The Commission's proposals are in response to the Mutual Fund Tax Awareness Act of 1999, which directs the Commission to require "improved methods of disclosing...the after-tax effects of portfolio turnover on investment company returns to investors". In going beyond the apparently narrow directive, the Committee applauds the Commission's efforts to heighten investor awareness through prospectus disclosure that mutual fund distributions are subject to income tax whether taken in cash or additional securities. These efforts are particularly important because mutual fund investors represent virtually the entire spectrum of the nation's tax paying population and the Committee believes that there should be no ambiguity in mutual fund prospectuses about distributions being subject to income tax or the effect thereof on investors' returns.

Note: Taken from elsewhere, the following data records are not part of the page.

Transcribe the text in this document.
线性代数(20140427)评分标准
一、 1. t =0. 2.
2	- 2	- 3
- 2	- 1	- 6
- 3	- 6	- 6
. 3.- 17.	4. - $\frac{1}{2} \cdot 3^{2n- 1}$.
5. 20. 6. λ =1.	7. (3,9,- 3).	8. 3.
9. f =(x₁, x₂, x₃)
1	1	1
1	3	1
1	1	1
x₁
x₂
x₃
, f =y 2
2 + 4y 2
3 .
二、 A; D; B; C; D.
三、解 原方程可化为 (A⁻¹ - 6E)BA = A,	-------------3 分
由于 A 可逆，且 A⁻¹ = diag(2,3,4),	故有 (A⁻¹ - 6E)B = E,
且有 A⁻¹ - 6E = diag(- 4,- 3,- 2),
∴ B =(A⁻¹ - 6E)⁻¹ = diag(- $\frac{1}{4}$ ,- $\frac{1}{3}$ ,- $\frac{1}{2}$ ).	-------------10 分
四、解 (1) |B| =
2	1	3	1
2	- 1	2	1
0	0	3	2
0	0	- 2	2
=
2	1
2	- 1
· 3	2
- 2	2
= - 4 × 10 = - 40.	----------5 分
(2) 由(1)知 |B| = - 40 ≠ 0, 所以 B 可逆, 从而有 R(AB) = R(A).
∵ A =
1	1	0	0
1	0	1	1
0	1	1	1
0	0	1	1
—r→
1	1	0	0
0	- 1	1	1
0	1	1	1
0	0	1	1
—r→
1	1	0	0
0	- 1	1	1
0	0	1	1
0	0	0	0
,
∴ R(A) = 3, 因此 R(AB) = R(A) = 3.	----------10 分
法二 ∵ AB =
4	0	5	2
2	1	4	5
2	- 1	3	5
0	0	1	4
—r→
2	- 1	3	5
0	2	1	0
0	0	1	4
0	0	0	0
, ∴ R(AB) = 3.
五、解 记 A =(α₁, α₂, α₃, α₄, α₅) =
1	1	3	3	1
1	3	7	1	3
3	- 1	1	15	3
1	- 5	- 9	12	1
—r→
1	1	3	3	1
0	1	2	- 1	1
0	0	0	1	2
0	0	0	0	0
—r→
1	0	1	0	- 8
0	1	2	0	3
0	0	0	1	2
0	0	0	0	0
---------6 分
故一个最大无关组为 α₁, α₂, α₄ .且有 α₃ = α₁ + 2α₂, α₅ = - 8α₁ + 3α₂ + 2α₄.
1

The Committee believes, however, that (1) disclosure of after-tax returns is not compelled by the Mutual Fund Tax Awareness Act and (2) the Commission's focus on after-tax returns rather than on the components of investment performance subject to tax and the fact that taxes are payable by the shareholder have unintended and adverse consequences which are unnecessary and may possibly be confusing and harmful to mutual fund investors. These concerns are addressed in this letter. An alternative disclosure is also proposed. The Committee believes that the proposed disclosure is responsive to the Mutual Fund Tax Awareness Act but does not raise the concerns discussed in this letter.

The Committee's principal concerns with the Release and the proposed rule and form amendments are set forth below.

Investor Awareness not After-Tax Returns Should be the Focus of Disclosure. The Release is confusing as to whether the Commission's principal concern should be (a) investor awareness that fund distributions are subject to tax or (b) providing after-tax return information. We believe that investor awareness is the paramount concern and is not addressed by requiring that standardized after-tax returns be included in fund prospectuses.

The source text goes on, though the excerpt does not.